Mimi taps her nails along the pink ceramic of her own mug. “I know there’s a wedding this weekend, and Kate could probably use some help, so that might be the next best bet.”
“Kate?” If there is someone else actually in charge, wedding planning already sounds easier than running the bookstore. I can take direction if nothing else.
“Yes, Kate is Heart Springs’s resident event planner. She takes care of all the weddings and town events.”
Given that I have so far only met like five people in the entire town, it seems like Kate might have a pretty easy job. How many weddings can there be among such a tiny population? This wedding gig seems like it probably involves a lot of scrolling through Pinterest. You know, if they actually had phones and social media. And while I am not one who enjoys sitting back and doing nothing, it might be easier to be passionate about that than stocking bookshelves or measuring flour.
“Okay, great. Well, I guess when I’m done here, I’ll head over and meet Kate and let her know she has an extra set of hands for the big day.” I’m trying really hard not to get my hopes up because honestly, this job sounds too good to be true. I thought bookselling was going to be a piece of cake and it turned out to be a total nightmare, and I don’twant to make the same mistake with this whole wedding gig. Most likely, the only part of this one that will be a piece of cake is the actual cake.
But when I stride out of the coffee shop a few minutes later, I’m cautiously optimistic, emphasis on the cautious. Mimi told me to turn left and keep walking and I’d come to Kate’s shop; since it’s my first real stroll through the main part of town, I take my time.

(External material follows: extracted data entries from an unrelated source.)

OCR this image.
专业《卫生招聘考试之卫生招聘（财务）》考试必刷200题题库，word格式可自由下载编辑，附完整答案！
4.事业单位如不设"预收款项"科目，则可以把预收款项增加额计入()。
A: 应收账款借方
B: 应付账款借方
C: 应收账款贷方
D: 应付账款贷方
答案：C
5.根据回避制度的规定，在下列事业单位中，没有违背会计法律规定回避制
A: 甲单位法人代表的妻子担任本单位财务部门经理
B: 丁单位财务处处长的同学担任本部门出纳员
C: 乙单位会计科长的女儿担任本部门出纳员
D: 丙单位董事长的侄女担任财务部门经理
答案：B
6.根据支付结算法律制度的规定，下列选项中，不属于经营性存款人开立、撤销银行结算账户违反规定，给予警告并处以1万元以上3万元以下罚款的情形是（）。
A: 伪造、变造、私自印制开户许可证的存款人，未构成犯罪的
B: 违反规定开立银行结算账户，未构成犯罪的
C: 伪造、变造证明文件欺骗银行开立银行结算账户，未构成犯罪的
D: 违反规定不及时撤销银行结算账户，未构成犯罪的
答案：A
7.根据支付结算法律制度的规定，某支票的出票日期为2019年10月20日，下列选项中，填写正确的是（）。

The town really is idyllic, if you’re into the whole small-town romance vibe. The pastel rainbow color scheme is consistent throughout, the sun shines brightly but not too hot, and for the first time since I arrived, I find myself among other people. People besides Ben and Mimi and the few customers I met at the bookstore. And of course, every single one of them greets me with a smile and a hello and seems genuinely happy to see me.

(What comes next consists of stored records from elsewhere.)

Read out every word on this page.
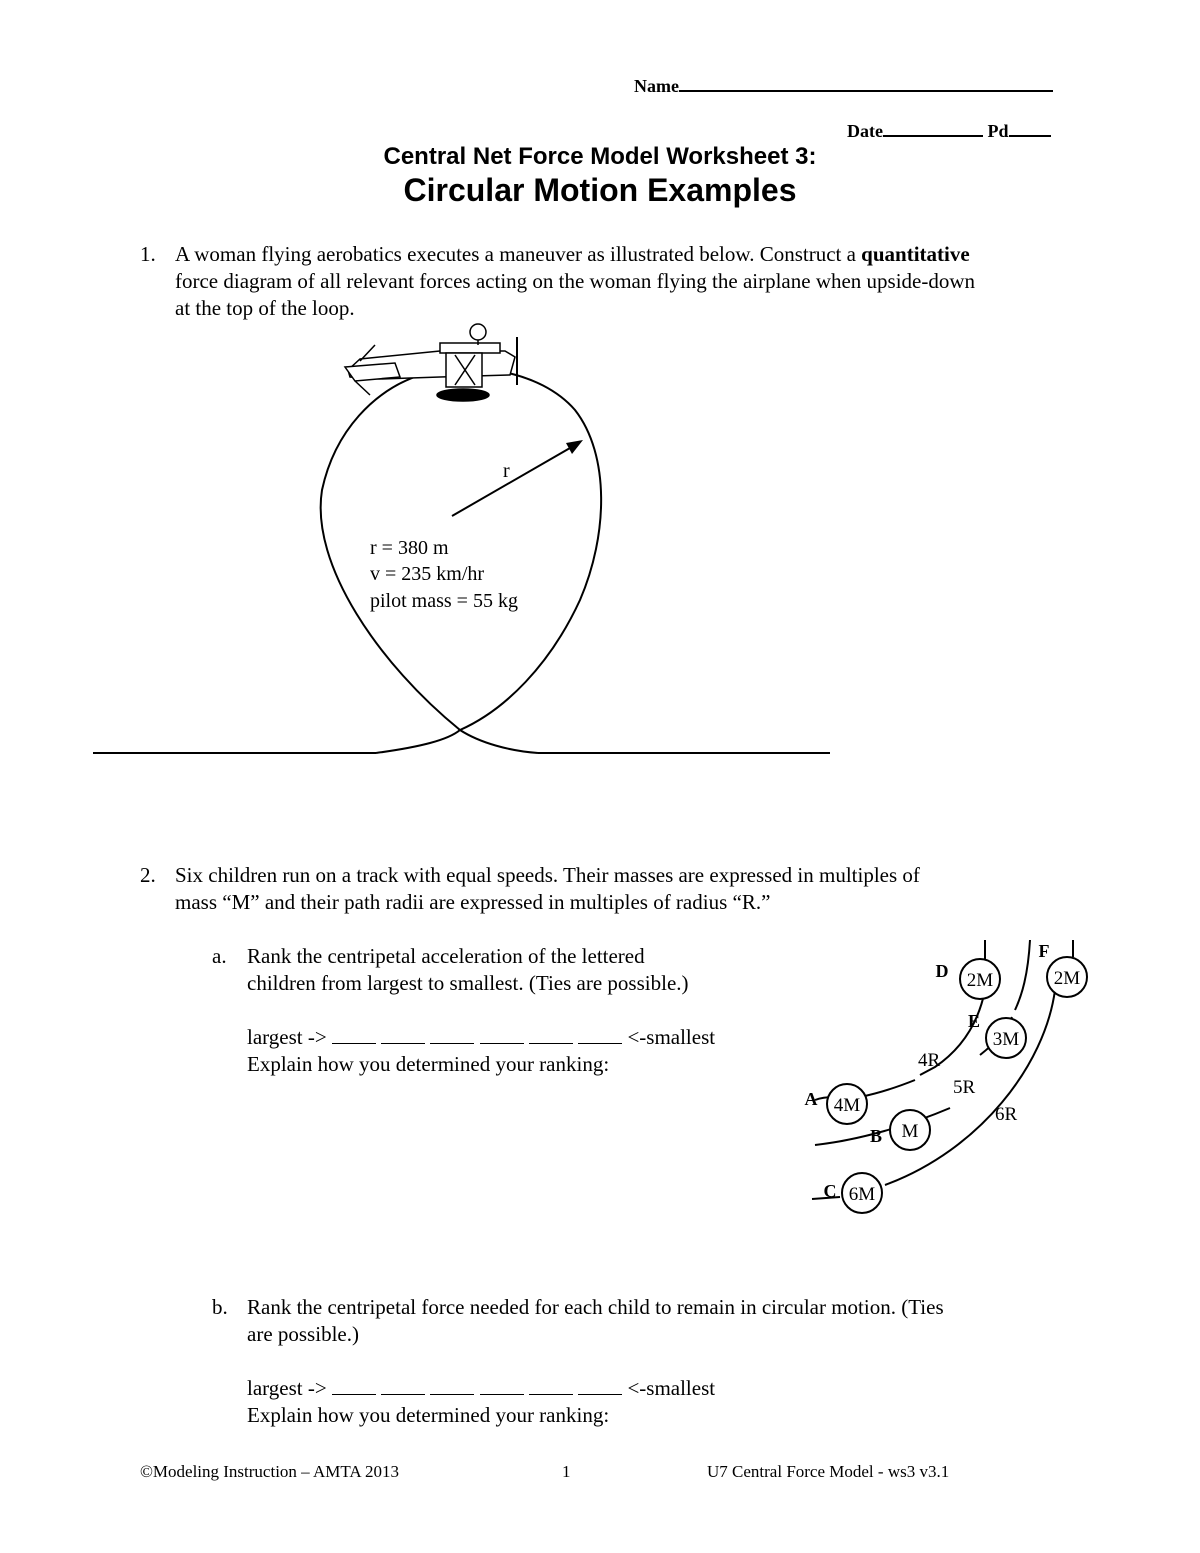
Name
Date	Pd
Central Net Force Model Worksheet 3:
Circular Motion Examples
1. A woman flying aerobatics executes a maneuver as illustrated below. Construct a quantitative
force diagram of all relevant forces acting on the woman flying the airplane when upside-down
at the top of the loop.
r
r = 380 m
v = 235 km/hr
pilot mass = 55 kg
2. Six children run on a track with equal speeds. Their masses are expressed in multiples of
mass “M” and their path radii are expressed in multiples of radius “R.”
a. Rank the centripetal acceleration of the lettered
children from largest to smallest. (Ties are possible.)
largest ->	<-smallest
Explain how you determined your ranking:
2M
D	2M
F
3M
E
4M
A
M
B
6M
C
4R
5R
6R
b. Rank the centripetal force needed for each child to remain in circular motion. (Ties
are possible.)
largest ->	<-smallest
Explain how you determined your ranking:
©Modeling Instruction – AMTA 2013	1	U7 Central Force Model - ws3 v3.1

It’s a foreign feeling. Despite working with family on a daily basis back at home, none of them ever seem excited to see me. Even when I’m closing deals and bringing in huge accounts. I don’t have any siblings—at least my mom was smart enough to quit while she was ahead—and my relationship with my cousins has always been more competitive than friendly (it’s not my fault Grandmother picked me to be her successor at the ripe age of nine—what was I supposed to do, be less awesome?). I can’t even think what my reception will be like when I finally make it back home, having been out of the office for who knows how long, and missing the biggest meeting of my career so far.